Paul Goodman—Class Cultures


Paul Goodman
Growing Up Absurd
(1960)


[161] A persistent error of the sociologists has been to regard middle-class and working-class values as co-ordinate rival systems. Rather, they are related vertically: each is a defense against some threat of the other. Primary values are human values. The middle-class "values" are reaction formations to inhibit in themselves some human values still available to simpler people. Therefore, under stress of life or disillusion, such inhibitions may give way. They may give way to an ambivalent opposite, like becoming a bum; but they may also simply relax to ordinary nature and community, spontaneity, nonconformity, etc. Conversely, the working-class "values" are nothing but ignorance, resignation, and resentment of classless values of enterprise and culture, at present available only to the middle class; and many a poor boy escapes his petty class attitudes and achieves something. In brief, it takes effort to make a middle class obsessional, and it takes effort to make a poor boy stupid.







Paul Goodman
"Compulsory Mis-Education" (1964)
in Compulsory Mis-Education and The Community of Scholars


[21] Because of the increasing failure of the schools with the poor urban mass, there has developed a line of criticism...asserting that there is a "culture of poverty" which the "middle-class" schools do not fit, but which has its own virtues of spontaneity, sociality, animality. The implication is that the "middle class," for all its virtues, is obsessional, prejudiced, prudish.

Pedagogically, this insight is indispensible. A teacher must try to reach each child in terms of what he brings, his background, his habits, the language he understands. But if taken to be more than technical, it is a disastrous conception. The philosophic aim of education must be to get each one out of his isolated class and into the one humanity. Prudence and responsibility are not middle-class virtues but human virtues; and spontaneity and sexuality are not powers of the simple but of human

[22]

health. One has the impression that our social-psychologists are looking not to a human community but to a future in which the obsessionals will take care of the impulsives!

In fact, some of the most important strengths that have historically belonged to the middle class are flouted by the schools: independence, initiative, scrupulous honesty, earnestness, utility, respect for thorough scholarship. Rather than bourgeois, our schools have become petty-bourgeois, bureaucratic, time-serving, gradgrind-practical, timid, and nouveau riche climbing. In the upper grades and colleges, they often exude a cynicism that belongs to rotten aristocrats.

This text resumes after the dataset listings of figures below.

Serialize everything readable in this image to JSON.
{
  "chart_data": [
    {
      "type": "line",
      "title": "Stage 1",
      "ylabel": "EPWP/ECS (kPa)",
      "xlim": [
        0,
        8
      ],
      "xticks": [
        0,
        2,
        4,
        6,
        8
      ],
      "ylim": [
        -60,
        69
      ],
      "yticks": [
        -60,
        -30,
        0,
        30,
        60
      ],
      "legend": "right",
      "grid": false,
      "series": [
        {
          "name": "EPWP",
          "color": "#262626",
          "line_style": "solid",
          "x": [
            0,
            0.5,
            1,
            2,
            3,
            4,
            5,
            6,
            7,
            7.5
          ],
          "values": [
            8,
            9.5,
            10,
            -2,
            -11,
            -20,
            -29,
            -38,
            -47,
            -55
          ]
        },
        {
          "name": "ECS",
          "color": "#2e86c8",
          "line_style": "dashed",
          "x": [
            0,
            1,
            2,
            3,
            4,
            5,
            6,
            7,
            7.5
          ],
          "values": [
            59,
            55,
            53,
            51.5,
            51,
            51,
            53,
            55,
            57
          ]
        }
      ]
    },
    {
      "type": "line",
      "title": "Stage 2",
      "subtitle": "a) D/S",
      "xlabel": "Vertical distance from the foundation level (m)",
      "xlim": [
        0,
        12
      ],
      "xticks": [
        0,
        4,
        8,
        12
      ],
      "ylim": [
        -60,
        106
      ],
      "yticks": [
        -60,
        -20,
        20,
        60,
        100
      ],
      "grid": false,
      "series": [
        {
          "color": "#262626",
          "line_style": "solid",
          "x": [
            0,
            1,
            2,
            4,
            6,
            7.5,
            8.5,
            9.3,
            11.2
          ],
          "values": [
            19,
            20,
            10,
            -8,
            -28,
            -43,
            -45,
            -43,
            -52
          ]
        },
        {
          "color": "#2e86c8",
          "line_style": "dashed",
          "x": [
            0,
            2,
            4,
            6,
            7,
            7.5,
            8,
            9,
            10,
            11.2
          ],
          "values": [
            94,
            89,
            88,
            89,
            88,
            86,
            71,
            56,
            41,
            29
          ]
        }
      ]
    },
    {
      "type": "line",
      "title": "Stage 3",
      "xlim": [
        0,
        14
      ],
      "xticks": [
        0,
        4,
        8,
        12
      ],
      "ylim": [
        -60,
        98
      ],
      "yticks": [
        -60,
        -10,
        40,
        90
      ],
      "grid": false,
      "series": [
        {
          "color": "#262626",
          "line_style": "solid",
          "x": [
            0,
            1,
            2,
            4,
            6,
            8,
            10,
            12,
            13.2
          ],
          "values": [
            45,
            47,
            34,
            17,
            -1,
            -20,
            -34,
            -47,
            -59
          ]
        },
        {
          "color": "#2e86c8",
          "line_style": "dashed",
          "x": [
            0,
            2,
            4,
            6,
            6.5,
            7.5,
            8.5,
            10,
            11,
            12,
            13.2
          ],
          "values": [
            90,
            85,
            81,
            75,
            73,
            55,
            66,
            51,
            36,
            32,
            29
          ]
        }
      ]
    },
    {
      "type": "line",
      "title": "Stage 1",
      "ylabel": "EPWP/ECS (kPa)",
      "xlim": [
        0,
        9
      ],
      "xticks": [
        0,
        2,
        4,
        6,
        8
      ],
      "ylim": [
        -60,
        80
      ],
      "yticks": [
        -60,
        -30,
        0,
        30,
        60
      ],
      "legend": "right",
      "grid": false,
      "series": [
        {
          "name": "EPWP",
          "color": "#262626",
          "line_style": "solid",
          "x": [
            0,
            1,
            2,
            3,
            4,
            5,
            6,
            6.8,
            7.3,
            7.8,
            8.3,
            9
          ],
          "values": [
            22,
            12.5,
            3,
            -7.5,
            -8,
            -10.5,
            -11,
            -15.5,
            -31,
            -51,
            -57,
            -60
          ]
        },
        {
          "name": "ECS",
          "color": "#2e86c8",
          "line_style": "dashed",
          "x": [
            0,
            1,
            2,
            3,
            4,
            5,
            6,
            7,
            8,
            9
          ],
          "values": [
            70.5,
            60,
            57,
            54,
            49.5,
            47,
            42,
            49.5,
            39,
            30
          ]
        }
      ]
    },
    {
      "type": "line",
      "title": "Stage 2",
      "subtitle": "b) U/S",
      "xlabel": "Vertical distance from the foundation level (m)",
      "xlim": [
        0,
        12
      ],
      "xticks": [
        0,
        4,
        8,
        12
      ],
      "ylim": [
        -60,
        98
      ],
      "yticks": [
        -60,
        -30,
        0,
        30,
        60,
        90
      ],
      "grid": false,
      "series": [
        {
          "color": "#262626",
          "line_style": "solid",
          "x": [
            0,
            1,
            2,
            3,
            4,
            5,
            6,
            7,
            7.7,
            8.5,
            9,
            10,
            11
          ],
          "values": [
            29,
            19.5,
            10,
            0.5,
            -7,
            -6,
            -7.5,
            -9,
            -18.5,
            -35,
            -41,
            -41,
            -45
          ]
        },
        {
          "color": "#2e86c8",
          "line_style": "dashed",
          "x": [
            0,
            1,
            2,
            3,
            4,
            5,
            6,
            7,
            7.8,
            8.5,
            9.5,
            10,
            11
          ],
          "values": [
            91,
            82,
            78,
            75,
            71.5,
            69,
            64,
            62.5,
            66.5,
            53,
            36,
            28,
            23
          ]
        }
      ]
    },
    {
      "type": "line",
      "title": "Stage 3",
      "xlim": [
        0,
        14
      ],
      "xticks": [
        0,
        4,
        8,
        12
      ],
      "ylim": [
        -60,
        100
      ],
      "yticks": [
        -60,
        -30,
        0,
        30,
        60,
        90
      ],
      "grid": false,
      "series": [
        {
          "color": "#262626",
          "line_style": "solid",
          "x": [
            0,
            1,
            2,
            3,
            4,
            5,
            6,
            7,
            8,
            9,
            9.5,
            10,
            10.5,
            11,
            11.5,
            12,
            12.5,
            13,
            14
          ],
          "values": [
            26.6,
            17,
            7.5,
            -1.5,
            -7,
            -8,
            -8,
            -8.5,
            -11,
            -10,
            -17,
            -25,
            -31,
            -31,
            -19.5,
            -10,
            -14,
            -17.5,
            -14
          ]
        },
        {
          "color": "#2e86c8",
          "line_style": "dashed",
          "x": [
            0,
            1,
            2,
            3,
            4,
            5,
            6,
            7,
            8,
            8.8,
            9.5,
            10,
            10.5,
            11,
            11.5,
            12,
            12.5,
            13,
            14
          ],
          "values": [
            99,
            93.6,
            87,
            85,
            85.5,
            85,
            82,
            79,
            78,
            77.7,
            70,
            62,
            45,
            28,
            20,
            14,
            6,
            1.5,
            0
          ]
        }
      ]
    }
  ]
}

Naturally, however, the youth of the poor and of the middle class respond differently to the petty bourgeois atmosphere. For many poor children, school is orderly and has food, compared to chaotic and hungry homes, and it might even be interesting compared to total deprivation of toys and books. Besides, the wish to improve a child's lot, which on the part of a middle-class parent might be frantic status-seeking and pressuring, on the part of a poor parent is a loving aspiration. There is here a gloomy irony. The school that for a poor Negro child might be a great joy and opportunity is likely to be dreadful; whereas the middle-class child might be better off not in the "good" suburban school he has.